The Campaign for Fairer Gambling has expressed its relief that Fixed Odds Betting Terminals are to be reviewed by the Department for Culture, Media and Sport, having campaigned for the review since 2011.
In a joint statement, it has also conveyed relief that the UK government will “finally” investigate the integrity of online gambling advertisements.
Upon the announcement that the gambling industry will undergo major scrutiny, Minister Tracey Crouch said: “This will include a close look at the issue of FOBTs and specific concerns about the harm they cause, be that to the players themselves or the local communities in which they are located.”
The Campaign for Fairer Gambling has been vocal in campaigning for a restriction on the number of FOBTs in each shop, as well as reduction on their maximum stakes from £100 to £2, and the spin frequency to reduce from every 20 seconds to 60 seconds. It believes that the implementation of these regulations will bring the betting machines in accordance with the three main aims of the Gambling Act 2005: “Preventing gambling from being a source of crime or disorder, being associated with crime or disorder, or being used to support crime”; “ensuring that gambling is conducted in a fair and open way”; and “protecting children and other vulnerable persons from being harmed or exploited by gambling.”
Derek Webb, founder of the Campaign for Fairer Gambling, states: “Our campaign has always been evidence based. In the last triennial review DCMS made the mistake of relying on Gambling Commission advice which incorrectly claimed that FOBTs posed no risk to two of the three licensing objectives.”
Webb claims that the Commission’s lax regulations on the reporting of criminal damage to FOBTs has also led to a culture of violence in betting shops. “Social responsibility covers far more that just prevention of harm. It also includes health and safety of staff. It should also include a commitment to providing local authorities, who have enforcement duties under the Act, with fair and open access to all relevant information on betting shop operations.”
Webb also comments that the Responsible Gambling Trust is prioritising research, education and treatment, and neglecting prevention: “It will not contemplate gambling participation reduction as a proxy for gambling harm reduction. The national strategy, designed by the Responsible Gambling Strategy Board, falsely implies that the Commission ‘statutory framework’ requires it to consider the ‘freedom of the individual’, meaning that all prior Commission advice to DCMS has been based on a false premise.
“This review, by focusing on location, accessibility and impact on communities as well as problem gambling, clearly has FOBTs in mind and the view of Newham Council and the 92 other Councils backing their call for a cut in FOBT stakes to £2 must now be heard by the Government.”

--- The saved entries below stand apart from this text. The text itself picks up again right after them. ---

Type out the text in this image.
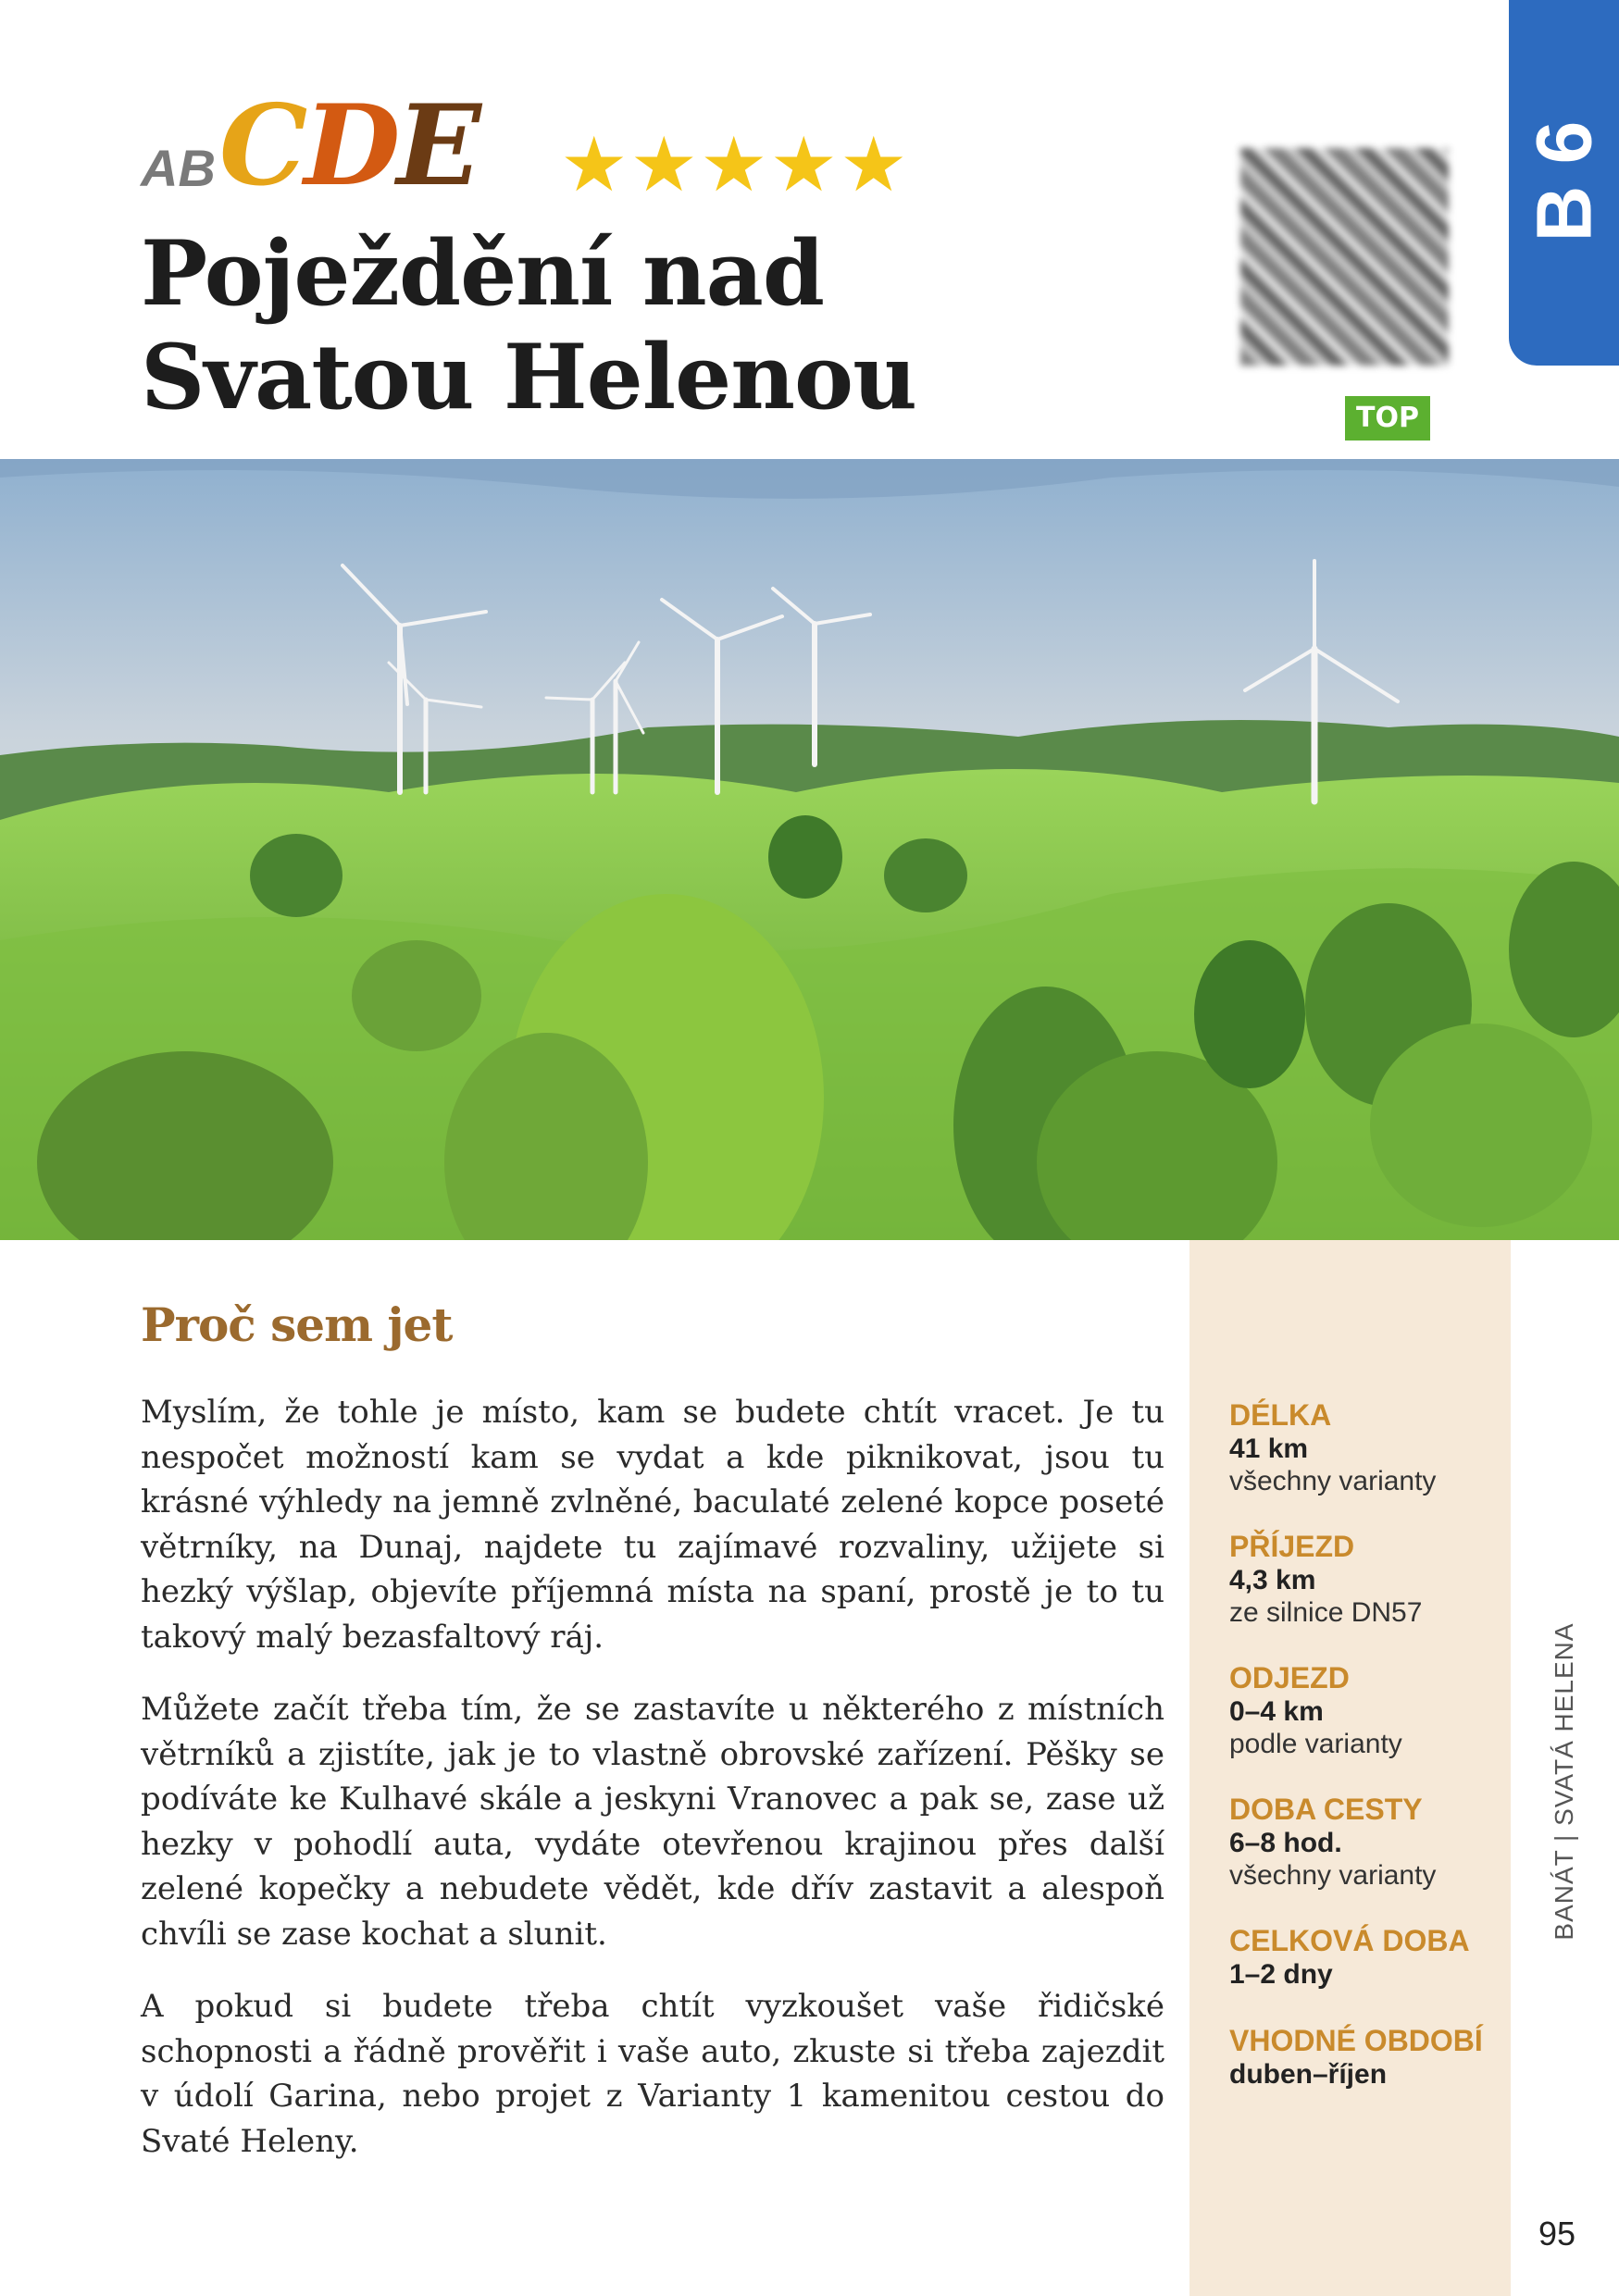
AB C D E ★★★★★
Poježdění nad
Svatou Helenou	TOP
B 6
DÉLKA
41 km
všechny varianty
PŘÍJEZD
4,3 km
ze silnice DN57
ODJEZD
0–4 km
podle varianty
DOBA CESTY
6–8 hod.
všechny varianty
CELKOVÁ DOBA
1–2 dny
VHODNÉ OBDOBÍ
duben–říjen
BANÁT | SVATÁ HELENA
95
Proč sem jet

Myslím, že tohle je místo, kam se budete chtít vracet. Je tu nespočet možností kam se vydat a kde piknikovat, jsou tu krásné výhledy na jemně zvlněné, baculaté zelené kopce poseté větrníky, na Dunaj, najdete tu zajímavé rozvaliny, užijete si hezký výšlap, objevíte příjemná místa na spaní, prostě je to tu takový malý bezasfaltový ráj.

Můžete začít třeba tím, že se zastavíte u některého z místních větrníků a zjistíte, jak je to vlastně obrovské zařízení. Pěšky se podíváte ke Kulhavé skále a jeskyni Vranovec a pak se, zase už hezky v pohodlí auta, vydáte otevřenou krajinou přes další zelené kopečky a nebudete vědět, kde dřív zastavit a alespoň chvíli se zase kochat a slunit.

A pokud si budete třeba chtít vyzkoušet vaše řidičské schopnosti a řádně prověřit i vaše auto, zkuste si třeba zajezdit v údolí Garina, nebo projet z Varianty 1 kamenitou cestou do Svaté Heleny.
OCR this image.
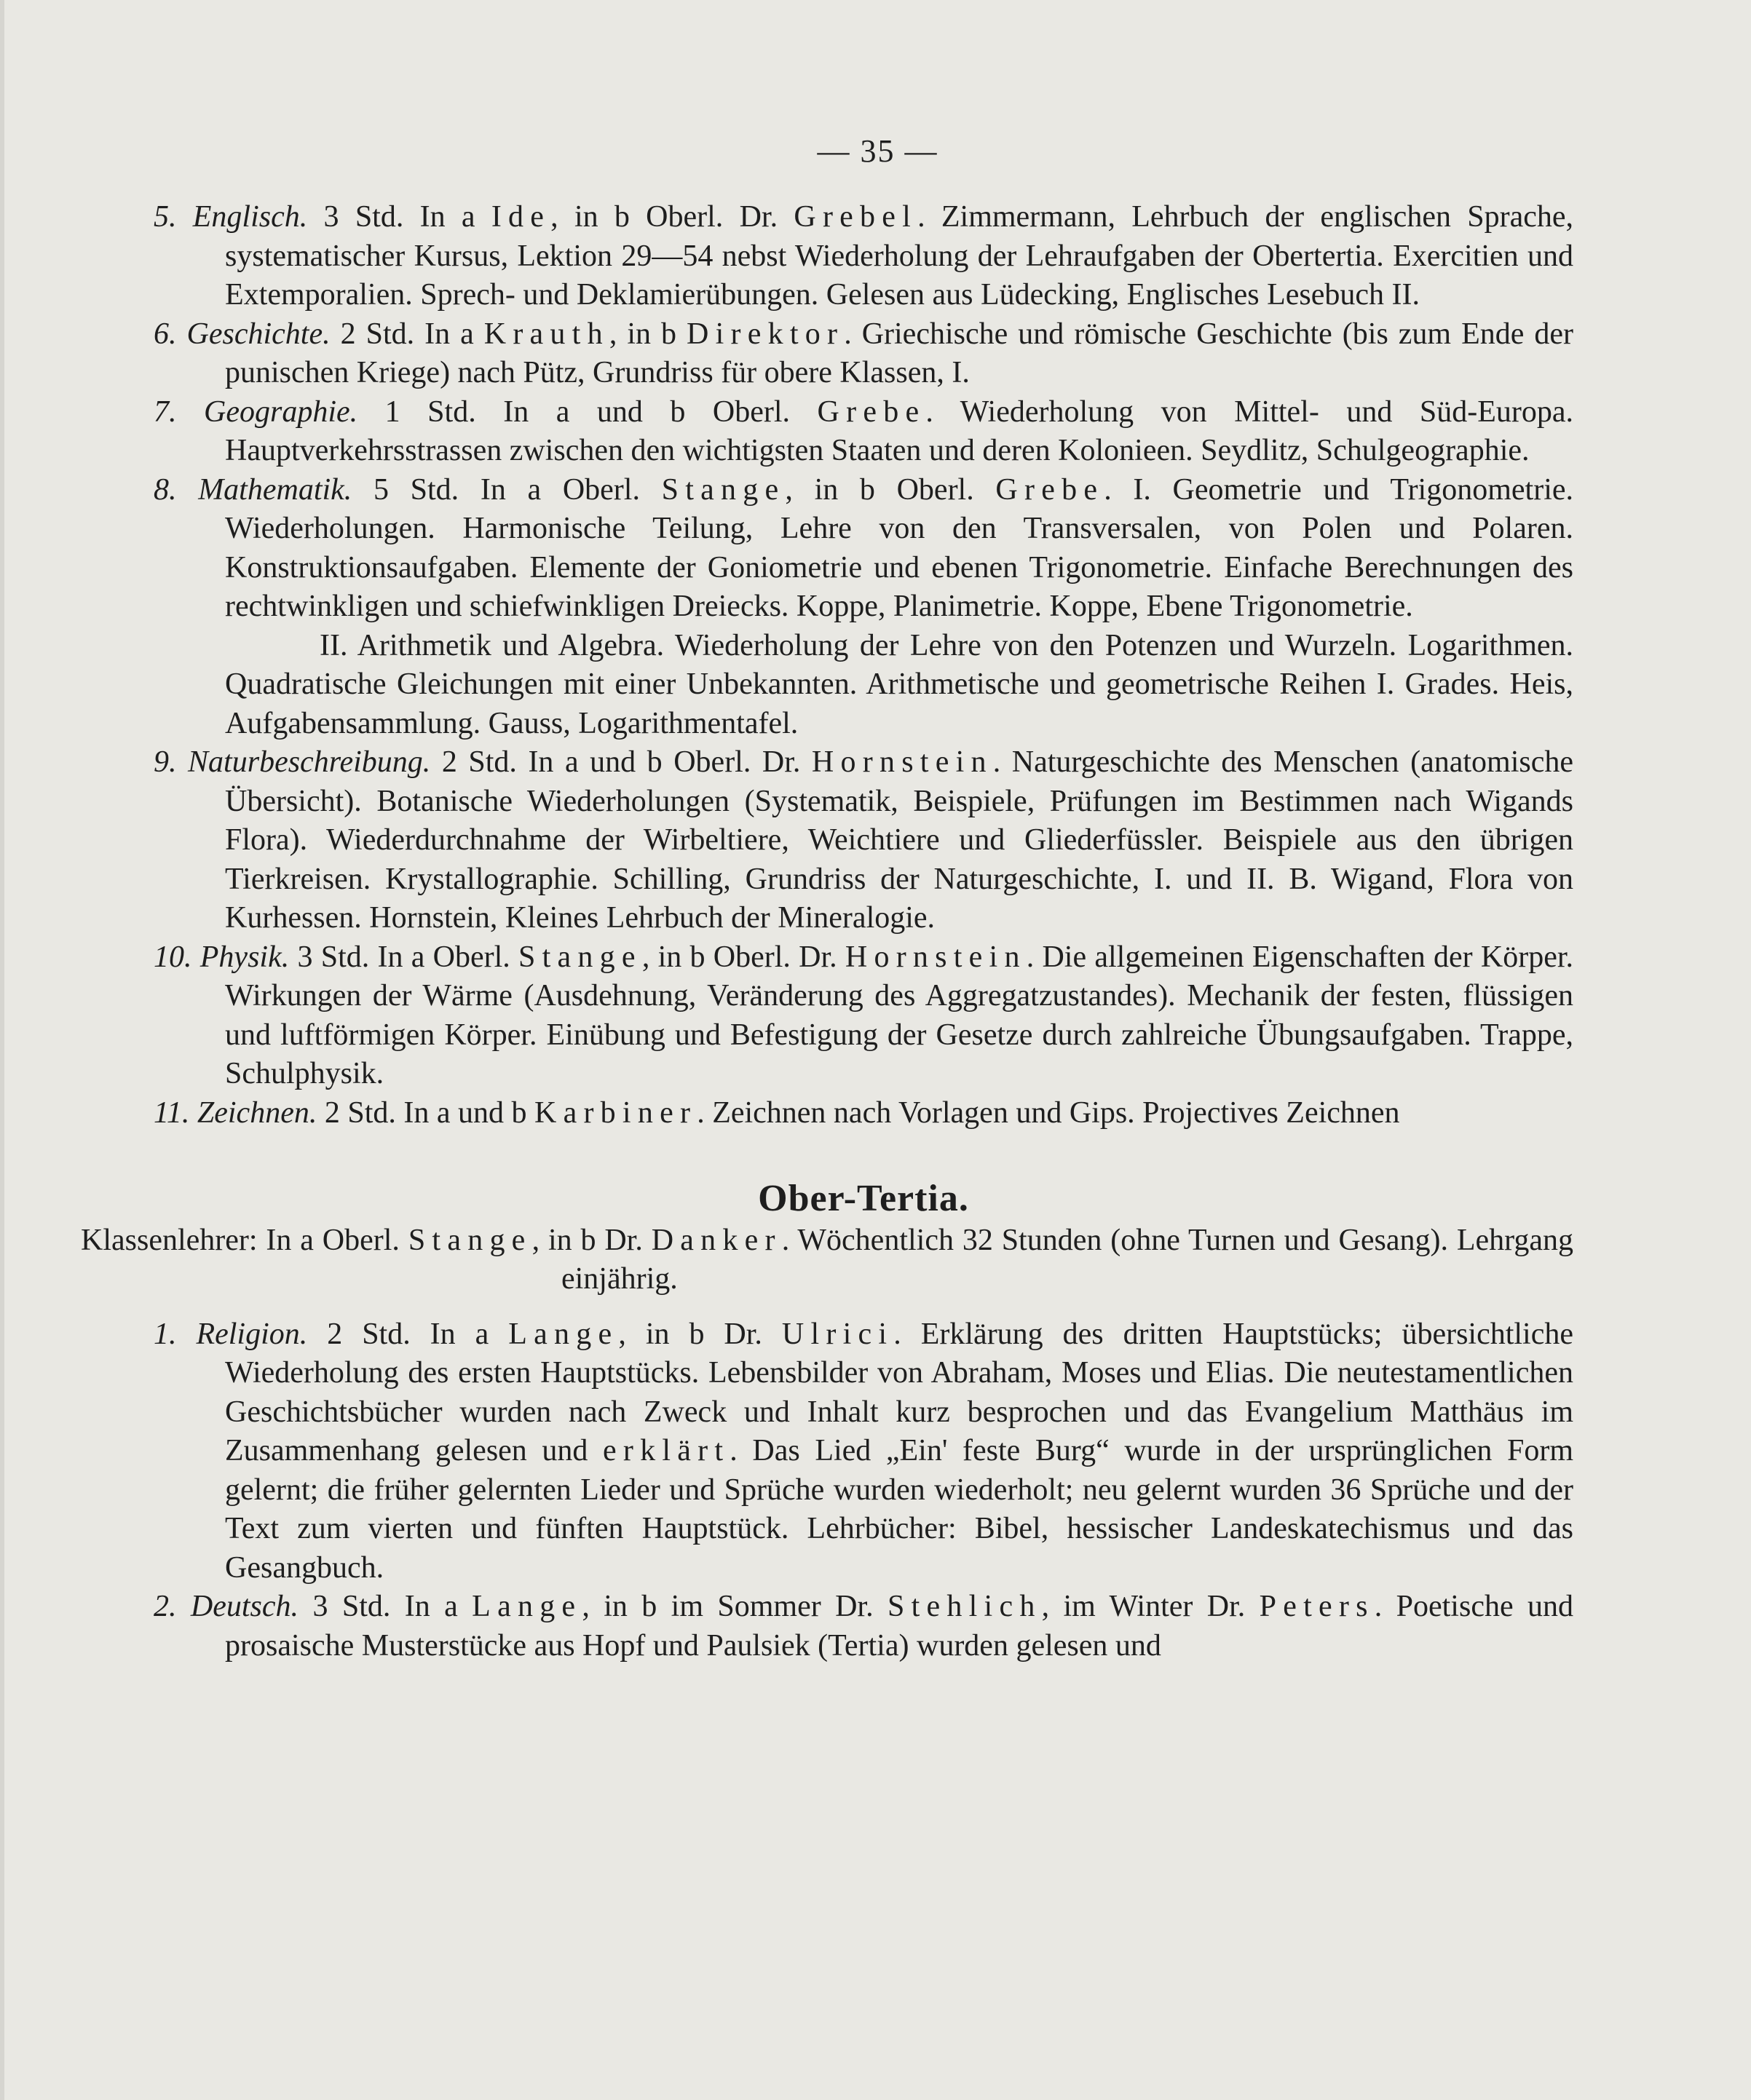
— 35 —

5. Englisch. 3 Std. In a Ide, in b Oberl. Dr. Grebel. Zimmermann, Lehrbuch der englischen Sprache, systematischer Kursus, Lektion 29—54 nebst Wiederholung der Lehraufgaben der Obertertia. Exercitien und Extemporalien. Sprech- und Deklamierübungen. Gelesen aus Lüdecking, Englisches Lesebuch II.

6. Geschichte. 2 Std. In a Krauth, in b Direktor. Griechische und römische Geschichte (bis zum Ende der punischen Kriege) nach Pütz, Grundriss für obere Klassen, I.

7. Geographie. 1 Std. In a und b Oberl. Grebe. Wiederholung von Mittel- und Süd-Europa. Hauptverkehrsstrassen zwischen den wichtigsten Staaten und deren Kolonieen. Seydlitz, Schulgeographie.

8. Mathematik. 5 Std. In a Oberl. Stange, in b Oberl. Grebe. I. Geometrie und Trigonometrie. Wiederholungen. Harmonische Teilung, Lehre von den Transversalen, von Polen und Polaren. Konstruktionsaufgaben. Elemente der Goniometrie und ebenen Trigonometrie. Einfache Berechnungen des rechtwinkligen und schiefwinkligen Dreiecks. Koppe, Planimetrie. Koppe, Ebene Trigonometrie.

II. Arithmetik und Algebra. Wiederholung der Lehre von den Potenzen und Wurzeln. Logarithmen. Quadratische Gleichungen mit einer Unbekannten. Arithmetische und geometrische Reihen I. Grades. Heis, Aufgabensammlung. Gauss, Logarithmentafel.

9. Naturbeschreibung. 2 Std. In a und b Oberl. Dr. Hornstein. Naturgeschichte des Menschen (anatomische Übersicht). Botanische Wiederholungen (Systematik, Beispiele, Prüfungen im Bestimmen nach Wigands Flora). Wiederdurchnahme der Wirbeltiere, Weichtiere und Gliederfüssler. Beispiele aus den übrigen Tierkreisen. Krystallographie. Schilling, Grundriss der Naturgeschichte, I. und II. B. Wigand, Flora von Kurhessen. Hornstein, Kleines Lehrbuch der Mineralogie.

10. Physik. 3 Std. In a Oberl. Stange, in b Oberl. Dr. Hornstein. Die allgemeinen Eigenschaften der Körper. Wirkungen der Wärme (Ausdehnung, Veränderung des Aggregatzustandes). Mechanik der festen, flüssigen und luftförmigen Körper. Einübung und Befestigung der Gesetze durch zahlreiche Übungsaufgaben. Trappe, Schulphysik.

11. Zeichnen. 2 Std. In a und b Karbiner. Zeichnen nach Vorlagen und Gips. Projectives Zeichnen

Ober-Tertia.

Klassenlehrer: In a Oberl. Stange, in b Dr. Danker. Wöchentlich 32 Stunden (ohne Turnen und Gesang). Lehrgang einjährig.

1. Religion. 2 Std. In a Lange, in b Dr. Ulrici. Erklärung des dritten Hauptstücks; übersichtliche Wiederholung des ersten Hauptstücks. Lebensbilder von Abraham, Moses und Elias. Die neutestamentlichen Geschichtsbücher wurden nach Zweck und Inhalt kurz besprochen und das Evangelium Matthäus im Zusammenhang gelesen und erklärt. Das Lied „Ein' feste Burg“ wurde in der ursprünglichen Form gelernt; die früher gelernten Lieder und Sprüche wurden wiederholt; neu gelernt wurden 36 Sprüche und der Text zum vierten und fünften Hauptstück. Lehrbücher: Bibel, hessischer Landeskatechismus und das Gesangbuch.

2. Deutsch. 3 Std. In a Lange, in b im Sommer Dr. Stehlich, im Winter Dr. Peters. Poetische und prosaische Musterstücke aus Hopf und Paulsiek (Tertia) wurden gelesen und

Furthermore, the Campaign for Fairer Gambling claims that recent televised online gambling advertisements have breached the principles of the 2005 Gambling Act. They claim that young and vulnerable persons are being tempted into online gambling through advertisements which offer enhanced odds, credits and bonuses. They claim that frequent winners are often restricted on the site, bonus and credit offers have terms and conditions which make it extremely difficult to evaluate the true equity of the offer, and there is always a turnover requirement before withdrawal. The ASA has indeed recently condemned a number of gambling adverts, which they claim are far from “fair and open”.
Webb Challenges the inaction of the UK Gambling Commission: "The Advertising Standards Authority (ASA) keeps getting valid complaints about gambling ads and requires that these ads are not re-used. However, the creativity of the marketers means that similar ads pop-up soon after. The Gambling Commission claims that operators are ‘not doing enough’ but it is the Commission that is not doing enough as it has the power to fine operators and revoke licenses. The current system is failing under the not-fit-for-purpose Gambling Commission.
However, Webb maintains that the campaign is still trying to combat these advertisements by contacting the ASA directly: “We recently prevailed in a complaint to the ASA regarding an ad by the Senet Group, the bookmakers own advertising watchdog. The Senet ad was so blatantly wrong that the ASA did not even obtain input from the Group into the decision.”
The Founder of the Campaign further claims that the online gambling operators are refusing to acknowledge their obligations in advertising to a UK audience: “The majority of online gambling sites have located offshore under lax regulation and low taxes. The Gibraltar Betting and Gaming Group is taking the UK government to the EU courts to try to prevent having to pay a 15% point of consumption tax on losses from UK gamblers. The operators who want to avoid paying tax where the gambling harm results cannot claim any ‘responsible’ gambling credentials."
The restrictions that may be placed on FOBTs and gambling ads – if any – cannot be predicted. However it will be interesting to find out if these regulations will be based on the campaign’s recommendations, as stated on their websites (www.fairergambling.org and www.stopthefobts.org) in greater depth.